In 1990 Greg cut his first solo album "Heavy Juice" for Black Top Records. A collection of mainly instrumental cuts, it featured his tenor and garnered unanimous critical acclaim. Around this time he took up guitar, which he had dabbled with when a teenager, and fairly quickly developed a sound that could fairly be described as archetypical Piccolo. Just like his sound on sax, his sound on guitar emphasized tone and simplicity to tell a story.

Greg left Roomful in 1994 to follow his own particular musical vision. Greg Piccolo and Heavy Juice toured incessantly for the next five or six years, and cut two albums for Fantasy Records, "Acid Blue" (1995) and "Red Lights" (1997). The sound was more contemporary than his previous work and showed his willingness to experiment and to blaze new trails. Nevertheless, it was still music with a feeling. Both albums contained those Greg Piccolo staples that one had come to expect over the years. Finely crafted songs, tasty guitar, some raucous tenor, even a bit of alto, all heavily spiced throughout with soul and passion.
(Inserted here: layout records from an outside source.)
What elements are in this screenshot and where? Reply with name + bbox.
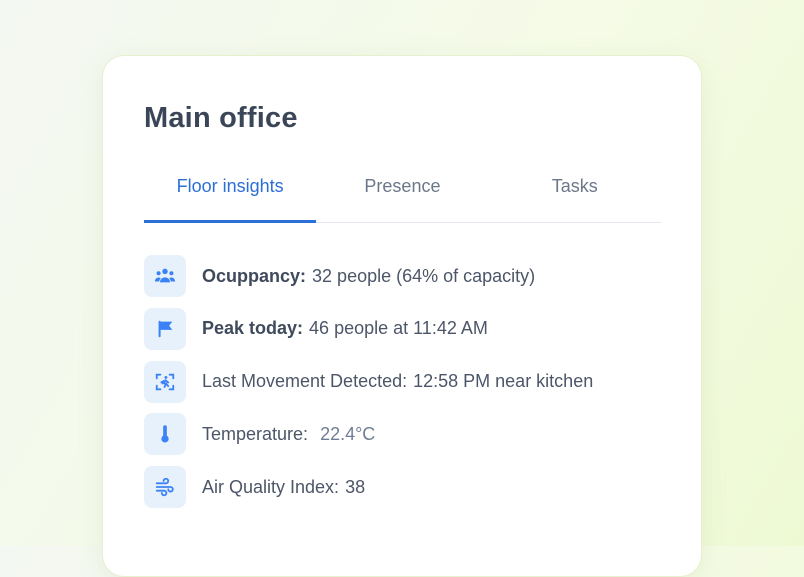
wind-icon [144,466,186,509]
flag-icon [144,307,186,350]
office-insights-card: Main office Floor insights Presence Task… [102,55,702,577]
air-quality-label: Air Quality Index: [202,476,340,497]
air-quality-value: 38 [345,476,366,497]
movement-value: 12:58 PM near kitchen [413,371,594,392]
temperature-value: 22.4°C [320,423,376,444]
tab-tasks[interactable]: Tasks [489,164,661,222]
occupancy-value: 32 people (64% of capacity) [312,265,536,286]
temperature-row: Temperature: 22.4°C [144,413,593,456]
occupancy-text: Ocuppancy: 32 people (64% of capacity) [202,266,535,287]
temperature-text: Temperature: 22.4°C [202,424,375,445]
thermometer-icon [144,413,186,456]
temperature-label: Temperature: [202,423,309,444]
movement-row: Last Movement Detected: 12:58 PM near kit… [144,360,593,403]
tab-presence[interactable]: Presence [316,164,488,222]
peak-label: Peak today: [202,318,304,339]
insights-list: Ocuppancy: 32 people (64% of capacity) Pe… [144,255,593,519]
tab-floor-insights[interactable]: Floor insights [144,164,317,223]
air-quality-text: Air Quality Index: 38 [202,477,365,498]
page-title: Main office [144,102,298,134]
movement-label: Last Movement Detected: [202,371,408,392]
air-quality-row: Air Quality Index: 38 [144,466,593,509]
peak-value: 46 people at 11:42 AM [309,318,488,339]
occupancy-row: Ocuppancy: 32 people (64% of capacity) [144,255,593,297]
peak-text: Peak today: 46 people at 11:42 AM [202,318,488,339]
motion-sensor-icon [144,360,186,403]
peak-row: Peak today: 46 people at 11:42 AM [144,307,593,350]
people-group-icon [144,255,186,297]
tab-bar: Floor insights Presence Tasks [144,164,661,223]
movement-text: Last Movement Detected: 12:58 PM near kit… [202,371,593,392]
occupancy-label: Ocuppancy: [202,265,307,286]
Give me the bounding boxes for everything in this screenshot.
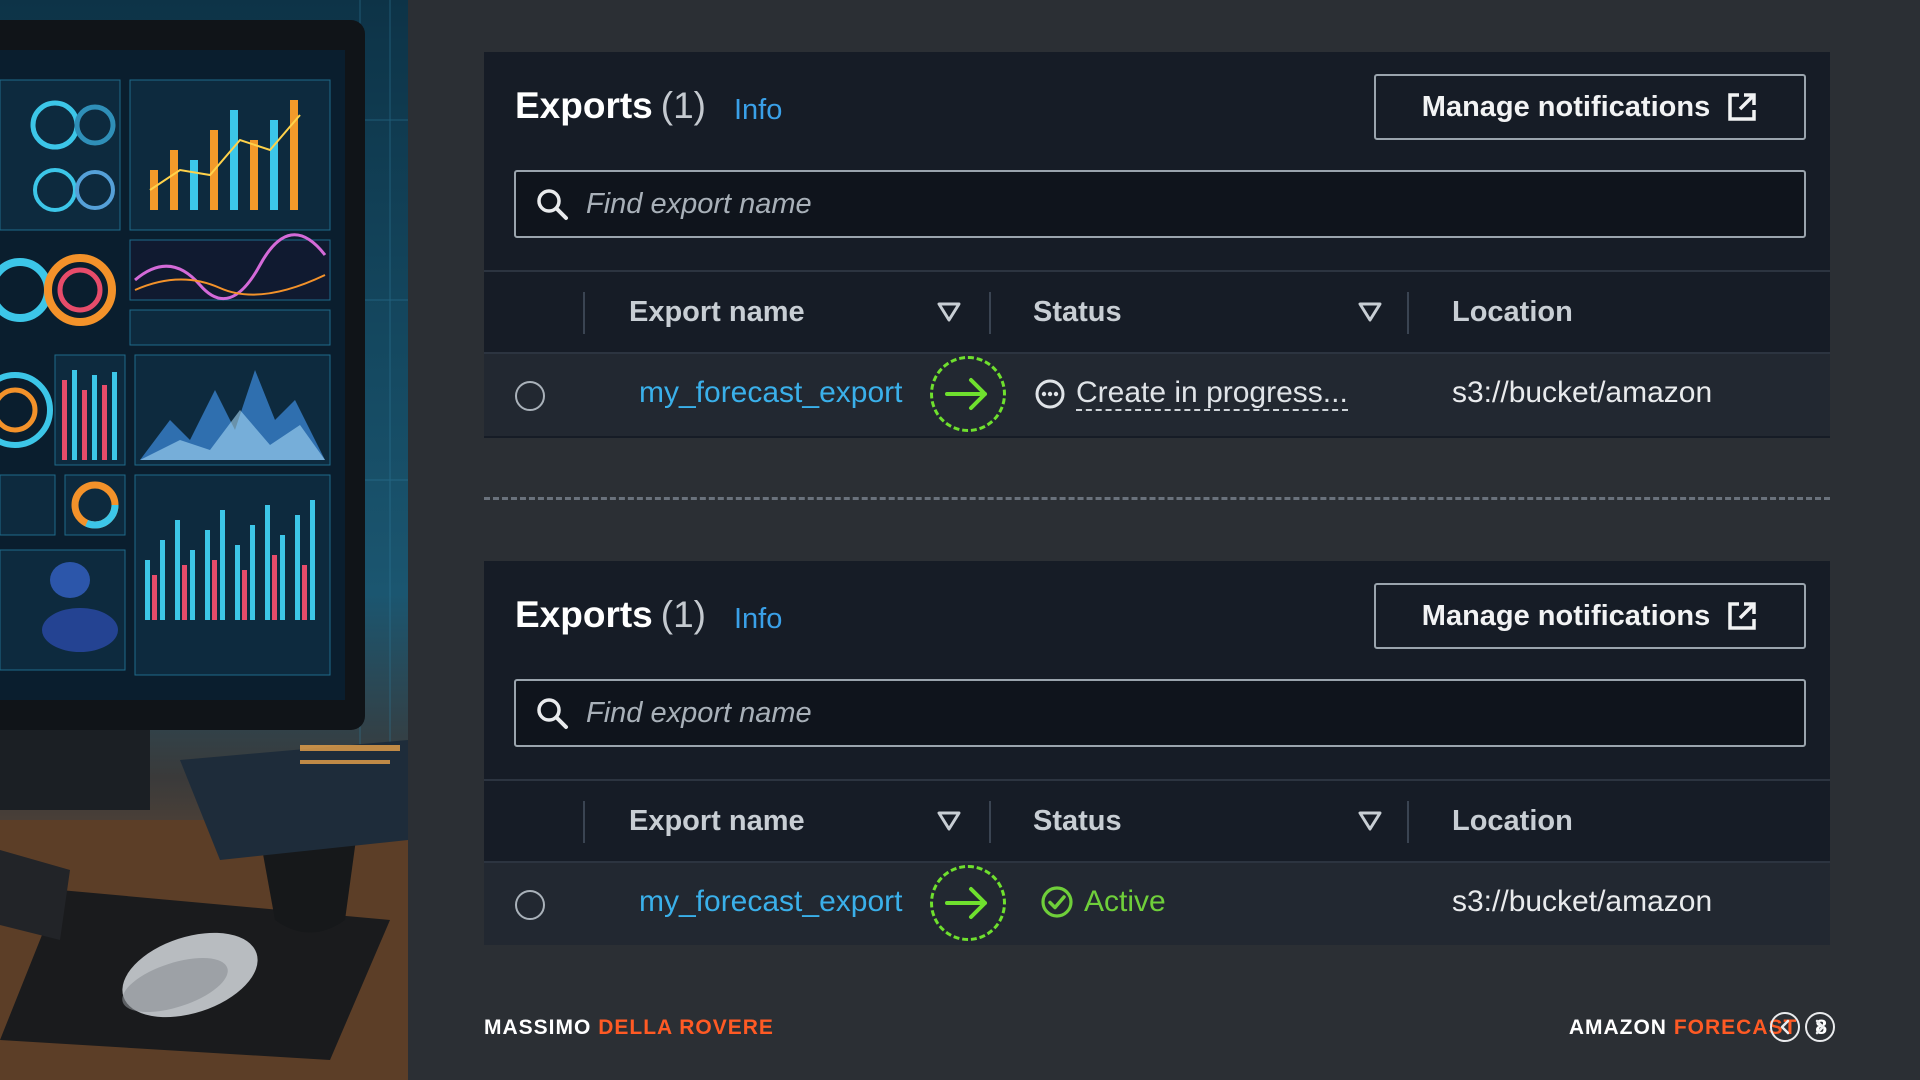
chevron-left-icon	[1780, 1019, 1790, 1035]
filter-caret-icon[interactable]	[1358, 811, 1382, 831]
author-first-name: MASSIMO	[484, 1016, 592, 1039]
column-header-export-name[interactable]: Export name	[629, 272, 805, 352]
search-input[interactable]	[586, 696, 1804, 730]
manage-notifications-label: Manage notifications	[1421, 90, 1711, 123]
export-count: (1)	[660, 85, 706, 126]
panel-title: Exports (1)	[515, 594, 706, 635]
filter-caret-icon[interactable]	[937, 811, 961, 831]
info-link[interactable]: Info	[734, 603, 782, 636]
row-select-radio[interactable]	[515, 381, 545, 411]
panel-header: Exports (1) Info Manage notifications	[484, 561, 1830, 681]
footer-author: MASSIMO DELLA ROVERE	[484, 1016, 774, 1040]
exports-panel-2: Exports(1) Info Manage notifications Exp…	[484, 561, 1830, 945]
exports-panel-1: Exports(1) Info Manage notifications Exp…	[484, 52, 1830, 438]
status-text[interactable]: Create in progress...	[1076, 376, 1348, 411]
filter-caret-icon[interactable]	[1358, 302, 1382, 322]
author-last-name: DELLA ROVERE	[598, 1016, 774, 1039]
table-row: my_forecast_export Active s3://bucket/am…	[484, 863, 1830, 945]
search-icon	[537, 698, 568, 729]
status-indicator: Active	[1040, 885, 1166, 919]
highlight-arrow-icon	[930, 356, 1006, 432]
panel-header: Exports (1) Info Manage notifications	[484, 52, 1830, 172]
column-separator	[1407, 292, 1409, 334]
section-divider	[484, 497, 1830, 500]
info-link[interactable]: Info	[734, 94, 782, 127]
check-circle-icon	[1041, 886, 1073, 918]
column-separator	[989, 292, 991, 334]
column-header-location: Location	[1452, 295, 1573, 328]
external-link-icon	[1726, 600, 1758, 632]
column-separator	[989, 801, 991, 843]
column-separator	[583, 801, 585, 843]
next-slide-button[interactable]	[1805, 1012, 1835, 1042]
table-row: my_forecast_export Create in progress...…	[484, 354, 1830, 436]
table-header: Export name Status Location	[484, 270, 1830, 354]
panel-title: Exports (1)	[515, 85, 706, 126]
export-name-link[interactable]: my_forecast_export	[639, 376, 902, 410]
row-select-radio[interactable]	[515, 890, 545, 920]
column-header-status[interactable]: Status	[1033, 272, 1122, 352]
filter-caret-icon[interactable]	[937, 302, 961, 322]
monitor-illustration	[0, 0, 408, 1080]
column-separator	[583, 292, 585, 334]
product-first: AMAZON	[1568, 1016, 1667, 1039]
manage-notifications-button[interactable]: Manage notifications	[1374, 583, 1806, 649]
status-text: Active	[1084, 885, 1166, 918]
export-name-link[interactable]: my_forecast_export	[639, 885, 902, 919]
manage-notifications-button[interactable]: Manage notifications	[1374, 74, 1806, 140]
location-value: s3://bucket/amazon	[1452, 376, 1713, 409]
previous-slide-button[interactable]	[1770, 1012, 1800, 1042]
column-header-status[interactable]: Status	[1033, 781, 1122, 861]
column-separator	[1407, 801, 1409, 843]
search-icon	[537, 189, 568, 220]
export-count: (1)	[660, 594, 706, 635]
external-link-icon	[1726, 91, 1758, 123]
column-header-export-name[interactable]: Export name	[629, 781, 805, 861]
table-header: Export name Status Location	[484, 779, 1830, 863]
location-value: s3://bucket/amazon	[1452, 885, 1713, 918]
chevron-right-icon	[1815, 1019, 1825, 1035]
column-header-location: Location	[1452, 804, 1573, 837]
highlight-arrow-icon	[930, 865, 1006, 941]
manage-notifications-label: Manage notifications	[1421, 599, 1711, 632]
search-input[interactable]	[586, 187, 1804, 221]
search-box[interactable]	[514, 170, 1806, 238]
in-progress-icon	[1035, 379, 1065, 408]
search-box[interactable]	[514, 679, 1806, 747]
status-indicator: Create in progress...	[1034, 376, 1348, 411]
The continuing decline of venues across the nation ultimately took its toll, both on the size of the group, which started out as a quintet and ended up as a trio, and eventually on its economic viability too. By the time Greg released "Homage", his tribute to his tenor sax heroes, issued on his management company's Emit Doog label, he had hung up his touring shoes. He now cherry picks those dates he wants to play. He is in demand as a session player by the cognoscenti, although sadly in these days of downloads and general digital gloominess, the cognoscenti is undeniably diminishing. He recently finished a couple of sessions with Canadian superstar Colin James ("Little Big Band 3" and a Christmas album), and gets the occasional call from the likes of Jimmie Vaughan. For instance, he played on Jimmie's Grammy nominated "Ironic Twist."
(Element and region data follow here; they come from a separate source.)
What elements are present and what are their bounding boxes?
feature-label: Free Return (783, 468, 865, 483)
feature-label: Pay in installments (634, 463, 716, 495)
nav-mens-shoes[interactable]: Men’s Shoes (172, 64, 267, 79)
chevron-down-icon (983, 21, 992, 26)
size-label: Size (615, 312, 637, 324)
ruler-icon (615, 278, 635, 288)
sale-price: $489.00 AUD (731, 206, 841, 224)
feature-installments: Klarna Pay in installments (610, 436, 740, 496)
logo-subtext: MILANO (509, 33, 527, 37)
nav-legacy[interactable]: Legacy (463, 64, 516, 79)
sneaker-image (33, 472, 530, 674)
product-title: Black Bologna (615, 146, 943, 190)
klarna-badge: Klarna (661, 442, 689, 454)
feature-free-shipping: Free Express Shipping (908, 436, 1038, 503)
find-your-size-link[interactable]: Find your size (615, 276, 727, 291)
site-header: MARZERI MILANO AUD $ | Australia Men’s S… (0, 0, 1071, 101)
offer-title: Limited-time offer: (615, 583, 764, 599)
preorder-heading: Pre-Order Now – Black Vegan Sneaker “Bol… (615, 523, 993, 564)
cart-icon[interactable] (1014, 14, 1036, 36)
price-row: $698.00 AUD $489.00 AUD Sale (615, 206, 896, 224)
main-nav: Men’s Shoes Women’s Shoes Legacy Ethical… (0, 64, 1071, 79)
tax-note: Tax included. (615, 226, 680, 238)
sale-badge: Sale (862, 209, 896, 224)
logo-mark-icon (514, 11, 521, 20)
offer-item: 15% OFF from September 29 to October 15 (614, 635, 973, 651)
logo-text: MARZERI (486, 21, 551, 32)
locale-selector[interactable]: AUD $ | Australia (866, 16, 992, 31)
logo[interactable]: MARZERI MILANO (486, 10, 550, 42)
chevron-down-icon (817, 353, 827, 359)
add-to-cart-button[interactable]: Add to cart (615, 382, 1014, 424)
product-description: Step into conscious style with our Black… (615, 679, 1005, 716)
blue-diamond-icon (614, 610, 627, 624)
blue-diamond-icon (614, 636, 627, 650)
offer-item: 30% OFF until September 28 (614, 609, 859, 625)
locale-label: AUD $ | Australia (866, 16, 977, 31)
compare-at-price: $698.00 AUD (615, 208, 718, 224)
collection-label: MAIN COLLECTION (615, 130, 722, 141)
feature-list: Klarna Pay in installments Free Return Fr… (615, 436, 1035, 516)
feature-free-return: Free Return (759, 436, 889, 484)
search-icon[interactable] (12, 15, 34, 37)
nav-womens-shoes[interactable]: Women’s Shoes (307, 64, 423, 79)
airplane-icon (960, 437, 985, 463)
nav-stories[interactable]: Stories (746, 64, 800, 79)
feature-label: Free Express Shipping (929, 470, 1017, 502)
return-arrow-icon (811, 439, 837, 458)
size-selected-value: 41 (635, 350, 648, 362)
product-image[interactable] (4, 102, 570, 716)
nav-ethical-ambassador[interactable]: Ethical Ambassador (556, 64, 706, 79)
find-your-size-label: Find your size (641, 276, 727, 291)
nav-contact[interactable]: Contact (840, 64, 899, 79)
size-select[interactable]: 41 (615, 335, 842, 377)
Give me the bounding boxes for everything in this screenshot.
Currently he is working on some big band arrangements of his tunes, and hopes to book some dates around that project in the summer of 2008. He plays New England dates with old band mates from Roomful occasionally, folks such as Carl Querfurth, Sugar Ray Norcia, Rich Lataille and Doug James.

His tone, sound, and outlook are unchanged, although these days he finds himself playing more ballads than before. It is still the sound and the feeling that drive him. And when he says, "Swing is closest to my heart" one has to stand back and look at what this man has done over the last forty years. In company with his Roomful compatriots, Greg Piccolo is one of the guys that reintroduced swing to America in a popular sense. The swing revival of the nineties would never have happened without Roomful of Blues pointing the way during the seventies and eighties.

Over his long career, Greg has played with scores of the legendary heroes of American music, and although he will emphatically deny it, he now has his own place in that pantheon.